Ты — это мы. И кто же тогда она сама? Кто такая Лаитан, если кроме олицетворения конца Империи ее имя не значит почти ничего? Если она — плоть от плоти таких же, как она, ушедших в историю и оставшихся в крови взвесью золота? Какая могла бы быть у нее судьба, случись ей родиться в любое другое время, любым другим человеком, самой по себе, без груза ответственности и принятия ее. Лаитан почувствовала себя пустым мешком, в который ссыпали по горсточке всех круп и прочих продуктов на дорогу. Важность оболочки для транспортировки еды никто не отменял. Без мешка путнику трудно идти дальше и носить свои вещи. Но вытряхни его на дорогу, съешь все припасы и износи одежду — что останется тогда? Рваная тряпица в пятнах сала или крови.

Морстен оторвал взгляд от порозовевших щёк Лаитан, закрывшей глаза где-то на середине его тирады. Она дышала размеренно, но слишком часто для спящей. «Притворяется». Он посмотрел на едва заметное сквозь серое и чёрное переплетение мёртвой листвы и ветвей небо. Едва изменившийся оттенок низких облаков подсказал ему, что скоро рассвет.

Он легонько похлопал её по щекам, а потом потянулся к шее проверить, как бьётся пульс. Но его руку остановила ладонь Лаитан, крепкая и уверенная.

— Не время избавляться от меня, властелин, — прохрипела она, — добить можно потом, если сил хватит.

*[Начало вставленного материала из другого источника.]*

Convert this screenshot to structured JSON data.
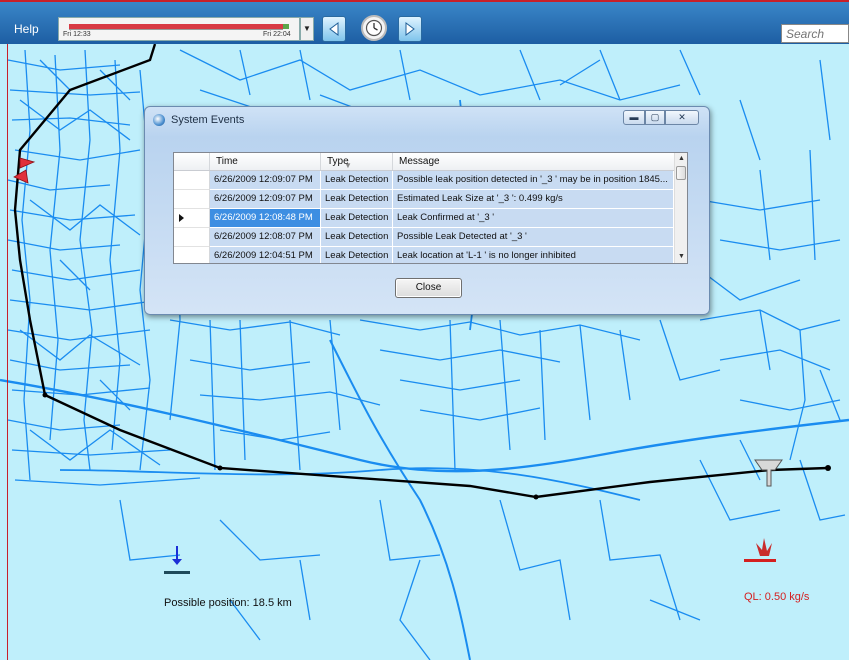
{
  "toolbar": {
    "help_label": "Help",
    "timeline_start": "Fri 12:33",
    "timeline_end": "Fri 22:04",
    "search_placeholder": "Search",
    "dropdown_glyph": "▼"
  },
  "dialog": {
    "title": "System Events",
    "columns": {
      "time": "Time",
      "type": "Type",
      "message": "Message"
    },
    "rows": [
      {
        "time": "6/26/2009 12:09:07 PM",
        "type": "Leak Detection",
        "message": "Possible leak position detected in '_3 ' may be in position 1845..."
      },
      {
        "time": "6/26/2009 12:09:07 PM",
        "type": "Leak Detection",
        "message": "Estimated Leak Size at '_3 ': 0.499 kg/s"
      },
      {
        "time": "6/26/2009 12:08:48 PM",
        "type": "Leak Detection",
        "message": "Leak Confirmed at '_3 '"
      },
      {
        "time": "6/26/2009 12:08:07 PM",
        "type": "Leak Detection",
        "message": "Possible Leak Detected at '_3 '"
      },
      {
        "time": "6/26/2009 12:04:51 PM",
        "type": "Leak Detection",
        "message": "Leak location at 'L-1 ' is no longer inhibited"
      }
    ],
    "selected_row": 2,
    "close_label": "Close"
  },
  "map": {
    "possible_position_text": "Possible position: 18.5 km",
    "ql_text": "QL: 0.50 kg/s",
    "road_color": "#1a8cf0",
    "pipeline_color": "#000000",
    "background_color": "#bfeffb"
  },
  "colors": {
    "toolbar_accent": "#c8202a",
    "selection": "#3d8ee2",
    "row_highlight": "#c8dbf2",
    "ql_color": "#d42020"
  }
}
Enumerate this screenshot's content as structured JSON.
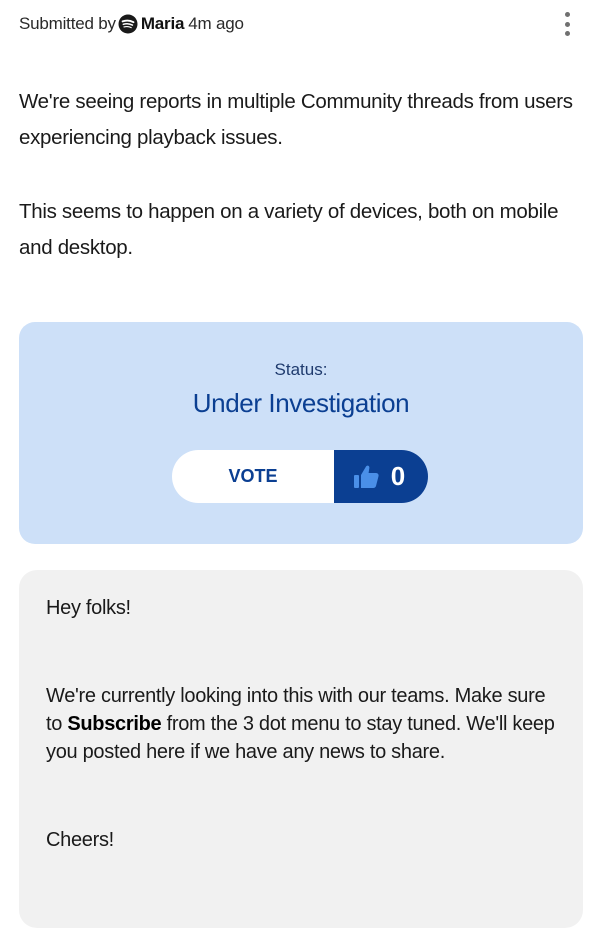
{
  "header": {
    "submitted_by": "Submitted by",
    "author": "Maria",
    "time_ago": "4m ago",
    "brand_icon": "spotify-logo-icon",
    "menu_icon": "more-vertical-icon"
  },
  "post": {
    "paragraph_1": "We're seeing reports in multiple Community threads from users experiencing playback issues.",
    "paragraph_2": "This seems to happen on a variety of devices, both on mobile and desktop."
  },
  "status": {
    "label": "Status:",
    "value": "Under Investigation",
    "vote_label": "VOTE",
    "vote_count": "0",
    "vote_icon": "thumbs-up-icon"
  },
  "reply": {
    "greeting": "Hey folks!",
    "body_prefix": "We're currently looking into this with our teams. Make sure to ",
    "body_bold": "Subscribe",
    "body_suffix": " from the 3 dot menu to stay tuned. We'll keep you posted here if we have any news to share.",
    "signoff": "Cheers!"
  },
  "colors": {
    "status_card_bg": "#cde0f8",
    "accent_blue": "#0b3f92",
    "reply_card_bg": "#f1f1f1"
  }
}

Картины прошлого заставили Лаитан присмиреть и избавиться от напыщенного тона властительницы.

— Морстен, — добавила она. Имя пришло само, вместе с памятью предшественницы, вместе с кровью, вместе с обмороком. Она слышала, как его звали по имени. Где, когда? Тогда, сотни лет назад? Здесь и сейчас? Но тогда кто? Кто тут знал его имя, если его не знала даже мать матерей?

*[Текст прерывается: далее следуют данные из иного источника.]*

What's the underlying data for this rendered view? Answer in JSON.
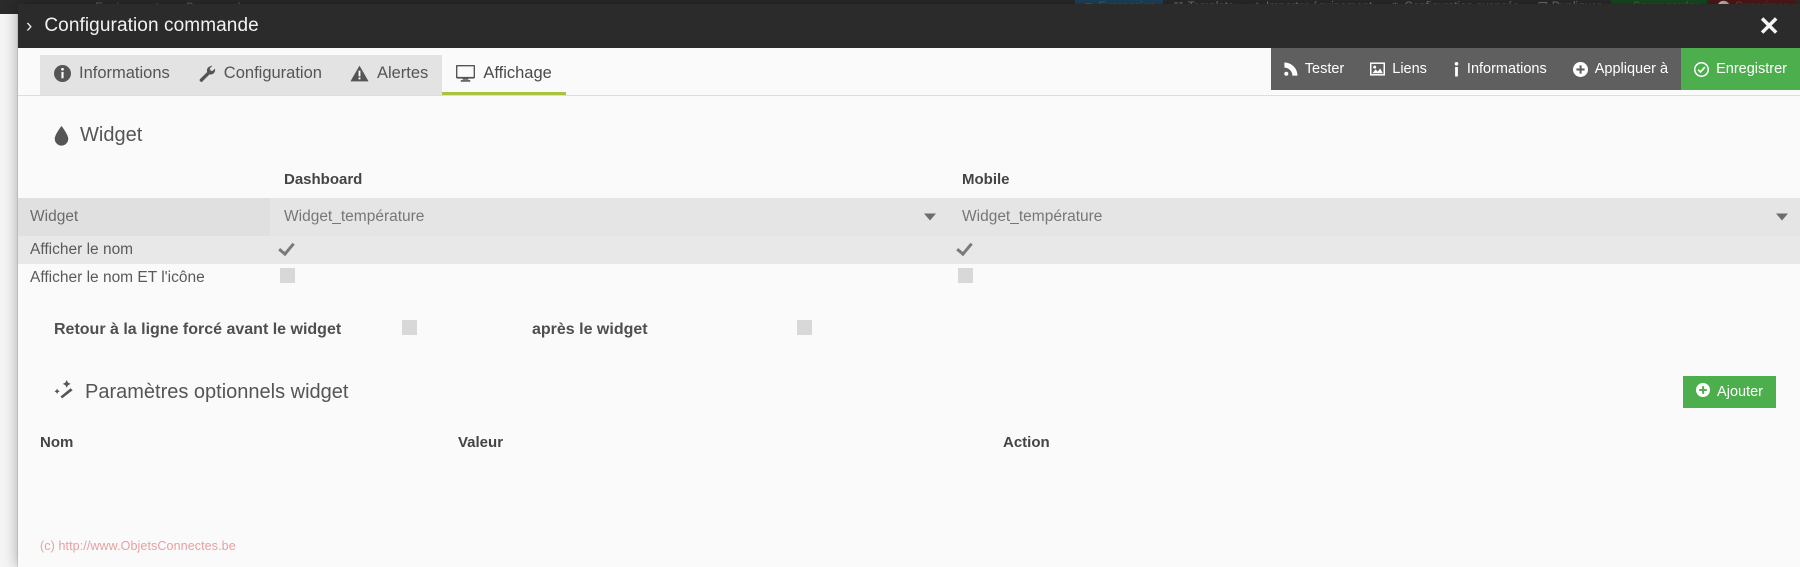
{
  "background": {
    "left_nav": [
      "Equipement",
      "Commandes"
    ],
    "right_buttons": [
      {
        "label": "Expression",
        "icon": "caret-down-icon",
        "style": "expr"
      },
      {
        "label": "Template",
        "icon": "template-icon",
        "style": "plain"
      },
      {
        "label": "Importer équipement",
        "icon": "import-icon",
        "style": "plain"
      },
      {
        "label": "Configuration avancée",
        "icon": "gears-icon",
        "style": "plain"
      },
      {
        "label": "Dupliquer",
        "icon": "copy-icon",
        "style": "plain"
      },
      {
        "label": "Sauvegarder",
        "icon": "check-circle-icon",
        "style": "save"
      },
      {
        "label": "Supprimer",
        "icon": "minus-circle-icon",
        "style": "del"
      }
    ]
  },
  "modal": {
    "title": "Configuration commande",
    "chevron": "›",
    "close": "✕"
  },
  "tabs": [
    {
      "label": "Informations",
      "icon": "info-circle-icon",
      "active": false
    },
    {
      "label": "Configuration",
      "icon": "wrench-icon",
      "active": false
    },
    {
      "label": "Alertes",
      "icon": "warning-triangle-icon",
      "active": false
    },
    {
      "label": "Affichage",
      "icon": "desktop-icon",
      "active": true
    }
  ],
  "actions": [
    {
      "label": "Tester",
      "icon": "rss-icon",
      "style": "grey"
    },
    {
      "label": "Liens",
      "icon": "image-icon",
      "style": "grey"
    },
    {
      "label": "Informations",
      "icon": "info-icon",
      "style": "grey"
    },
    {
      "label": "Appliquer à",
      "icon": "plus-circle-icon",
      "style": "grey"
    },
    {
      "label": "Enregistrer",
      "icon": "check-circle-icon",
      "style": "green"
    }
  ],
  "widget_section": {
    "heading": "Widget",
    "heading_icon": "tint-icon",
    "columns": {
      "dashboard": "Dashboard",
      "mobile": "Mobile"
    },
    "rows": {
      "widget": {
        "label": "Widget",
        "dashboard_value": "Widget_température",
        "mobile_value": "Widget_température"
      },
      "show_name": {
        "label": "Afficher le nom",
        "dashboard_checked": true,
        "mobile_checked": true
      },
      "show_name_icon": {
        "label": "Afficher le nom ET l'icône",
        "dashboard_checked": false,
        "mobile_checked": false
      }
    },
    "linebreak": {
      "label_before": "Retour à la ligne forcé avant le widget",
      "label_after": "après le widget",
      "before_checked": false,
      "after_checked": false
    }
  },
  "optional_section": {
    "heading": "Paramètres optionnels widget",
    "heading_icon": "magic-wand-icon",
    "add_button": "Ajouter",
    "add_button_icon": "plus-circle-icon",
    "table_headers": {
      "name": "Nom",
      "value": "Valeur",
      "action": "Action"
    },
    "rows": []
  },
  "watermark": "(c) http://www.ObjetsConnectes.be",
  "colors": {
    "accent_green": "#4cae4c",
    "tab_underline": "#a9c23f",
    "header_dark": "#2b2b2b",
    "watermark": "#e8a0a0"
  }
}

Он посмотрел на неё слишком долгим изучающим взглядом. А через секунды взгляд снова затянулся непроницаемой плёнкой цинизма и отрешённости. Кажется, он понял слова Лаитан по-своему. Особенно, когда она произнесла его имя. Тихо, слишком тихо даже для своих жриц. Он услышал ее, она знала точно, но понял по-своему. Лицо властелина выражало удовлетворение, будто он ждал, что она его вспомнит, чтобы слова о смерти не пропали даром, легли на благодатную почву, пробудили память. И чтобы месть, дрожащая в нем, будто биение чужого сердца, была слаще и дольше.

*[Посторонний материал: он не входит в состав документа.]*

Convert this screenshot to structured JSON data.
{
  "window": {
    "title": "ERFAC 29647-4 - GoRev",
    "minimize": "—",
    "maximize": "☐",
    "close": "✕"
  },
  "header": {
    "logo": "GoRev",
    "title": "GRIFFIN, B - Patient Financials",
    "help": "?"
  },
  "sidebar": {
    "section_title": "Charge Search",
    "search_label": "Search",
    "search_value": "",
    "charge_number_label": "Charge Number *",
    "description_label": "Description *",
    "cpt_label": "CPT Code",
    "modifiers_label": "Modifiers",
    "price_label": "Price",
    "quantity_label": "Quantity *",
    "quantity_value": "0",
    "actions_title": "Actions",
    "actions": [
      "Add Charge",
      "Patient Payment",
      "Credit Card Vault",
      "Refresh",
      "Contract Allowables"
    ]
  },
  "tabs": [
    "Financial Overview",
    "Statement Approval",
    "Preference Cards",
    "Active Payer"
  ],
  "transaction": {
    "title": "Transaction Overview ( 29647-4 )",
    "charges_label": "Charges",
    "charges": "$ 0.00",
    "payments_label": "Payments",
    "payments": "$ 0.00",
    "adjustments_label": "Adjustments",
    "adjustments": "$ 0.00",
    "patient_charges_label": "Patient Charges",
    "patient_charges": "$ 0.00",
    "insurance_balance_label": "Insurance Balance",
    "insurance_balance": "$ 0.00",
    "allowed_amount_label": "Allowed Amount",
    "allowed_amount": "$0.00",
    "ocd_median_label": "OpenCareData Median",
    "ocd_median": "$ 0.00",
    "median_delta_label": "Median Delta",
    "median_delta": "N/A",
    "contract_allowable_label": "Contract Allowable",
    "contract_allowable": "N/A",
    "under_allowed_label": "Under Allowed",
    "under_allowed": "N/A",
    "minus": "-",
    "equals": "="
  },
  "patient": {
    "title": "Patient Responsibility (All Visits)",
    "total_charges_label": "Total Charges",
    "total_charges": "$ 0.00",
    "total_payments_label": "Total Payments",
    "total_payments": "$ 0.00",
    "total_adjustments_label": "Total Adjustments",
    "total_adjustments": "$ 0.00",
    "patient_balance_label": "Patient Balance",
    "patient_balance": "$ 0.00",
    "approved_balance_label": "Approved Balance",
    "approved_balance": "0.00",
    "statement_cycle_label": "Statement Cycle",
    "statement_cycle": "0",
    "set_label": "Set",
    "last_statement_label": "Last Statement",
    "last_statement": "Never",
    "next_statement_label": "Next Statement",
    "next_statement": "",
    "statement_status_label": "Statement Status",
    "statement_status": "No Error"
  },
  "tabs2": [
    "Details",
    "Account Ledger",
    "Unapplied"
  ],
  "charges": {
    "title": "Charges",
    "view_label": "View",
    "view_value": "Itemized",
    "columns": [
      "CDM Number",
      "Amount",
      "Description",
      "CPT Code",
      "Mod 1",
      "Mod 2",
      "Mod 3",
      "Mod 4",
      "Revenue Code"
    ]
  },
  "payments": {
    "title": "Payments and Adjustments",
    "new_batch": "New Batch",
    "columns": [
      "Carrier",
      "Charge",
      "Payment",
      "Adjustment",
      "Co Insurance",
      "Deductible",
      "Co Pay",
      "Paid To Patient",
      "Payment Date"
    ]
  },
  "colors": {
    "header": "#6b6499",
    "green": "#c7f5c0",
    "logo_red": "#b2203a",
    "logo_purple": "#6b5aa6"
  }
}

— Ветрис не мой ручной зверь. Он волк Долины, мой союзник в этом походе.

Лаитан обходила стороной слухи о помолвке. На это были причины. Ветрис предложил ей военный союз, но его слова теряли бы смысл, дойди они до океана и найдя там ответы и лекарство от чумы Посмертника. А ещё он предложил смешать народы, чтобы усилить их, спасти от вымирания и грязнокровия браков с обычными людьми. Лаитан не хотела обрекать Империю на смерть, но она должна была умереть. Мать матерей не сказала «да», но она и не сказала «нет». Все зависело от итогов похода. Теперь, как ей казалось, не просто все, а что-то еще, чего она не могла пока понять.